Eserde zengin bir kadro rol almış;
Eğrikaplı Ali - Engin Suna
Uğurböceği - Semiha Derya Karadeniz
Zeliha - Ebru Kaptan
Badik Ömer - Ümit Burak Tekinay
Laz Abdi - Fatih Şanal
Zil İzzet - Onur Alpaslan
Sarhoş Hakkı - Taner Ölçen
Madam Eleni - Esra Arslantürk
Zaptiye Amiri Hasan Çavuş - Murat Özbek
Otel Müdürü - Toygarhan Atuner
Kont - Bora Baran
Külhan Arif - Tükel Acar
Gül - Ceren Tereci
Ferdinand - A. Özhan Gümüş
Gazeteci Çocuk - Sinem Seçil Baddal
Kocakafa - Hüseyin Ercan Uğur
Balatlı - Ferdi Uslu
Karamaça - Kenan Şahin
Zaptiye Eri - Metin Yakar
Resepsiyonist - Emre Akyurt
Boncuk - Mahir Seyrek
Eleni'nin Kızları - Emel Öziş-Serap Çiftçi-Pınar Gümüş-Serap Demirhan-Selda Serdar-Özsu Ö. Suna
Haşmet - Mevlana Şems Çankaya
Çocuk Oyuncular - Kayra Şanal-Melisa Erkul
Operette hoşça vakit geçirilen anlar olduğu gibi, sıkıcı geçen uzun sürelerde oldu.

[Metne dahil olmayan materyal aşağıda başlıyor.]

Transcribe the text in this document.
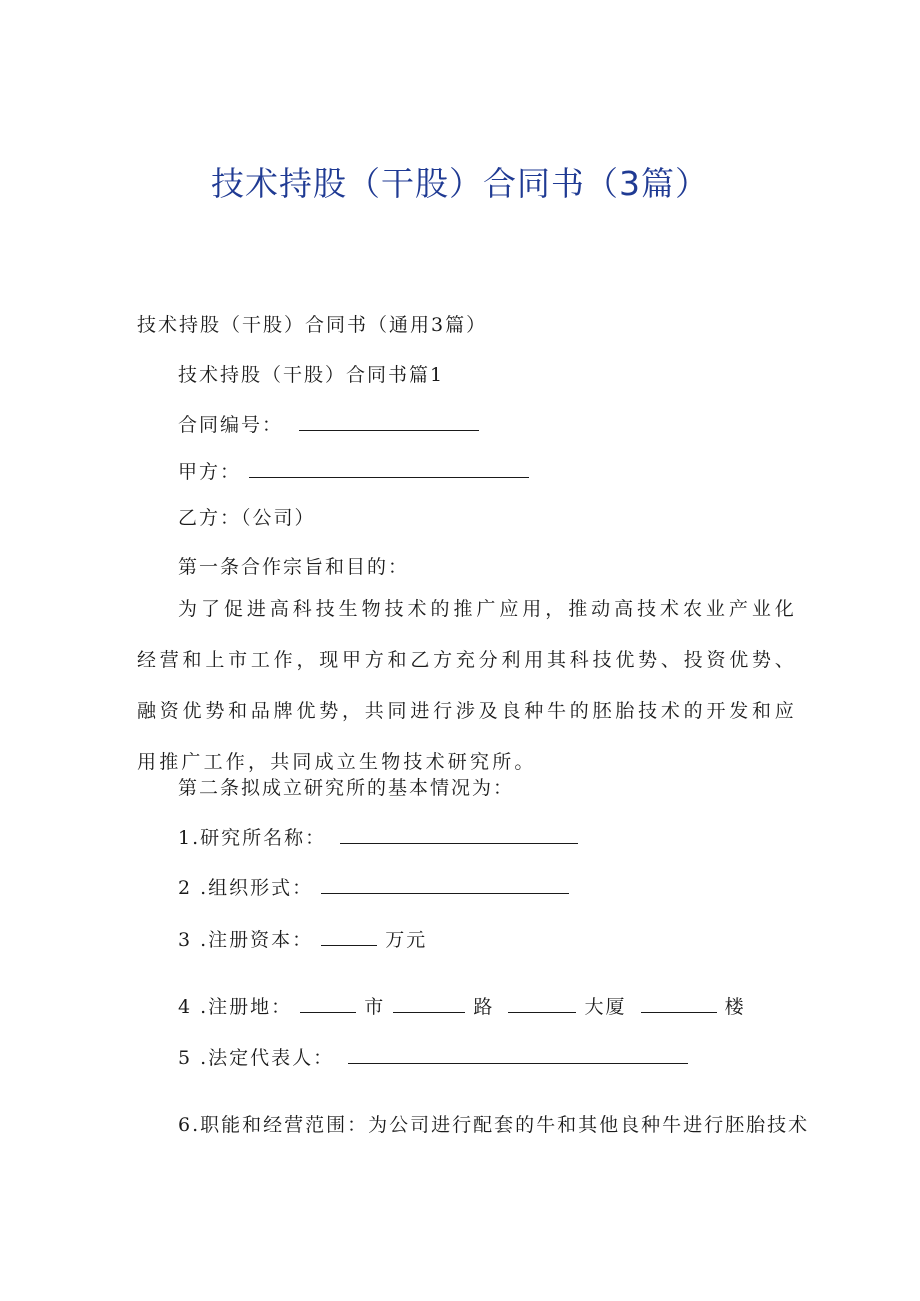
技术持股（干股）合同书（3篇）
技术持股（干股）合同书（通用3篇）
技术持股（干股）合同书篇1
合同编号：
甲方：
乙方：（公司）
第一条合作宗旨和目的：
为了促进高科技生物技术的推广应用，推动高技术农业产业化经营和上市工作，现甲方和乙方充分利用其科技优势、投资优势、融资优势和品牌优势，共同进行涉及良种牛的胚胎技术的开发和应用推广工作，共同成立生物技术研究所。
第二条拟成立研究所的基本情况为：
1.研究所名称：
2 .组织形式：
3 .注册资本：	万元
4 .注册地：	市	路	大厦	楼
5 .法定代表人：
6.职能和经营范围：为公司进行配套的牛和其他良种牛进行胚胎技术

Tiyatral yönünü başarılı bulsam da melodilerde (arka sıralarda oturduğumdan belki) rahatsız edici tınılar ulaşıyordu izleyene.
Zaman zaman ışık rahatsız ediciydi. Dekor ve kostümler beklentilerimden uzaktı.
Dönemin argosu ve mimikleri abartılı biçimde kullanılmış, rahatsız ediciydi. (Belkide sinemasevere sanat adına sunulan, 'Türk filmleri' içindeki 'mizah' adlı 'küfürnamelere' uzak kaldığımdan olsa gerek)
"İstanbul'da, bir yangınla başlıyor oyun. Tulumbacı Eğrikapılı Ali ve adamları dört bir yandan koşuyorlar yangın yerine doğru. Kadınlar giriyor devreye sonra. Ali'nin dostu rakip külhanbeyince öldürülüp, kızı Zeliha'nın kendisine emanet edildiğine ilişkin vasiyet haberi gelir. Doğaldır ki, peşinden aşk başlıyor."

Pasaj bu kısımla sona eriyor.